Letters also doesn’t adequately check in on itself. Ruhl the playwright lets Sarah the character off the hook. Sarah is essentially having an emotional affair with Max – even though nothing untoward happens between them, she has chosen to let him into her life in a way she has not for her many other students. The show lets us believe there are no issues leading her to become close to Max, not caused by their relationship, but that thread should not go ignored. (At one point, Sarah hints at her own weaknesses as a poet – might that have played into her friendship with him?)

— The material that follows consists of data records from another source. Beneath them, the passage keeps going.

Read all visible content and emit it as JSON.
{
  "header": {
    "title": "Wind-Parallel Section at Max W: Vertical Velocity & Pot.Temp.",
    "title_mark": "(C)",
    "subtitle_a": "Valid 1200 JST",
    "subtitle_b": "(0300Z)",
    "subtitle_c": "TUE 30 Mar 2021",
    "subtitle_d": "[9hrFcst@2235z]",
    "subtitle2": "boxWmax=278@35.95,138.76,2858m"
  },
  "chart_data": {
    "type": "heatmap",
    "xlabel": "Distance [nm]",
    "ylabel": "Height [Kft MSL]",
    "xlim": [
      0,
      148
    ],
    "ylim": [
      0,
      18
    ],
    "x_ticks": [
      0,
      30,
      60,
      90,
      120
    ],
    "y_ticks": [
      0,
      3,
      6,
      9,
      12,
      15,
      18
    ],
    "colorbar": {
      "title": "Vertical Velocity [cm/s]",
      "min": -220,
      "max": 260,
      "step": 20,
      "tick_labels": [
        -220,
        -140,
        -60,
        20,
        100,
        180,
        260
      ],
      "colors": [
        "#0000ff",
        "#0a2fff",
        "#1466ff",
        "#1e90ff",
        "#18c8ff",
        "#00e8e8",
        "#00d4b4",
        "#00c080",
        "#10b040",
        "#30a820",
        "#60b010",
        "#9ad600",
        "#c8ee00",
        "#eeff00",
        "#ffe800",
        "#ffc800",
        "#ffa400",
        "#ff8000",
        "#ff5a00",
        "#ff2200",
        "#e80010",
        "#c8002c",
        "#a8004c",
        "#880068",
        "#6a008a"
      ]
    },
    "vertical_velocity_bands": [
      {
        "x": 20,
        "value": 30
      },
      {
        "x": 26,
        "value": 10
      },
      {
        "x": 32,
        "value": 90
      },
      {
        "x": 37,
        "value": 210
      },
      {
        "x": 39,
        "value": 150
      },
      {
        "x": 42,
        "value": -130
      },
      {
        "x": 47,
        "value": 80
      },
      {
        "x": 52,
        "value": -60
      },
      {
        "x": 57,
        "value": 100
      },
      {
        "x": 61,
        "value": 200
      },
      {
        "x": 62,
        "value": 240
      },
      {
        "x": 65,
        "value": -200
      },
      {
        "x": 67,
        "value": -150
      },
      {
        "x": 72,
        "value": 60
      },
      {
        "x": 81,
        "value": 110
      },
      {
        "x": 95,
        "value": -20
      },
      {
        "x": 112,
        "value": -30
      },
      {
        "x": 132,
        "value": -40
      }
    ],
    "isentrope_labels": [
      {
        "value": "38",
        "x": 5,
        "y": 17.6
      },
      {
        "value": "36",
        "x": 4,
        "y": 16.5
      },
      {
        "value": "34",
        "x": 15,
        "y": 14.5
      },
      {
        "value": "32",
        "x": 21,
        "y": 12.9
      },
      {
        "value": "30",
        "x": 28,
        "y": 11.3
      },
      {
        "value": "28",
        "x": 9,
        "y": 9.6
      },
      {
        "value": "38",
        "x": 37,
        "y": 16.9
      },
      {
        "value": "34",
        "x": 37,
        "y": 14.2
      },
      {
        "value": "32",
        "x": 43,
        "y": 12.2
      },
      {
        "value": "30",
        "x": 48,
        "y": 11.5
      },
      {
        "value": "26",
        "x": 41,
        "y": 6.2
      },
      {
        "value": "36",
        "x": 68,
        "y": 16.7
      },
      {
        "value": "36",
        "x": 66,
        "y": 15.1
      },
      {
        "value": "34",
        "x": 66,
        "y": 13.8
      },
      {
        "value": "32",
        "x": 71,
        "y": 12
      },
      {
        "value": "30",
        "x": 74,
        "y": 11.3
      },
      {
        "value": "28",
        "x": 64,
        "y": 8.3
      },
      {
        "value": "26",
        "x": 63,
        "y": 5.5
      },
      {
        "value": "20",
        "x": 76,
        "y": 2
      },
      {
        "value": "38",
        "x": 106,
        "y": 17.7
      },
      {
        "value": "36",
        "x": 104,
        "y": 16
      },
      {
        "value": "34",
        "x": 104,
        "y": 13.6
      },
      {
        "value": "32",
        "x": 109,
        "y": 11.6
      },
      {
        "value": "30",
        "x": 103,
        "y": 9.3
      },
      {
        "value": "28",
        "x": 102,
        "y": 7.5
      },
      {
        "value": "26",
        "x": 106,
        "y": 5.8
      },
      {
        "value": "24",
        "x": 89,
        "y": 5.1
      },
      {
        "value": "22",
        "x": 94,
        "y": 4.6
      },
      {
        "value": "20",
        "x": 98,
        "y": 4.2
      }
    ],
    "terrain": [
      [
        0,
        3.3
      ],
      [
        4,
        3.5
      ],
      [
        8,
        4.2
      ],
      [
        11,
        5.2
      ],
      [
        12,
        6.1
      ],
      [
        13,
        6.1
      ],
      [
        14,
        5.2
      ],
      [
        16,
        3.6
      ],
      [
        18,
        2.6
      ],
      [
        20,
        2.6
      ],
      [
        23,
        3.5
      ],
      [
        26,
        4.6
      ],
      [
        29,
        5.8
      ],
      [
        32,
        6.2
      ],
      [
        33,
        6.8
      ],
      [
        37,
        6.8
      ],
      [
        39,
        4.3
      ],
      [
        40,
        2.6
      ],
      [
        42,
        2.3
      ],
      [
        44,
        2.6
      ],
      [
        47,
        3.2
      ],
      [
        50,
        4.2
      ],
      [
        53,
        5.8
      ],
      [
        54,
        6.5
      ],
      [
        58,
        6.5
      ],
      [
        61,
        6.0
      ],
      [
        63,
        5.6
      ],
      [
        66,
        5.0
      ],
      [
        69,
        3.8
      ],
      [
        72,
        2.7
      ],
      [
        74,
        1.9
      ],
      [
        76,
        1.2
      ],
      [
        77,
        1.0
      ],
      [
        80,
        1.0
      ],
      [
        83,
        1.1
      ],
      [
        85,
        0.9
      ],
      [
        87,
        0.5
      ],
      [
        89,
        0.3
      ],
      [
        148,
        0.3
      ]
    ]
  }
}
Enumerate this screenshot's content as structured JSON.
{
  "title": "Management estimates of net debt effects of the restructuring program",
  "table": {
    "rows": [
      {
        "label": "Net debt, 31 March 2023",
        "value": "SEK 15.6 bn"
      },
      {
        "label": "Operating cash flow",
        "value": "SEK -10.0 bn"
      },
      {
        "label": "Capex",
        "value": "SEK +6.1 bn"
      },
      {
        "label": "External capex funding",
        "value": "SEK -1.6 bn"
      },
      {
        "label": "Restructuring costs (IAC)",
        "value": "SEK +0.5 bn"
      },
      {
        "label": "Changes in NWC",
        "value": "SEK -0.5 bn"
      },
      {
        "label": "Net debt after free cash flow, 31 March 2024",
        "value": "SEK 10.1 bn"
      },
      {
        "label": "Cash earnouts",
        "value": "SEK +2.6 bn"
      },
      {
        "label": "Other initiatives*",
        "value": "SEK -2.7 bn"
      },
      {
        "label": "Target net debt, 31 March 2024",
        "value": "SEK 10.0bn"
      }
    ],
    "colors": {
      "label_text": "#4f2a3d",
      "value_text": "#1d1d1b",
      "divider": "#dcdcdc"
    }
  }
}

There is also plenty of unchecked privilege in their story; Max’s schooling and medical care is better than many, in large part because he comes from money and prestige, with parents and a stepfather steeped high in the worlds of finance, medicine, and the Ivy League. Perhaps there was something mutually beneficial to the multiple trips that Ruhl and her husband, two East Coast showbusiness people, made to Los Angeles? These are not accusations, but things a dramaturg who didn’t live the experience on display here could have made a point of addressing in pointed form.

Back to the positive: Letters From Max is an apt tribute to the connection formed between two people who know how hard it is create art – and live life at the same exact time.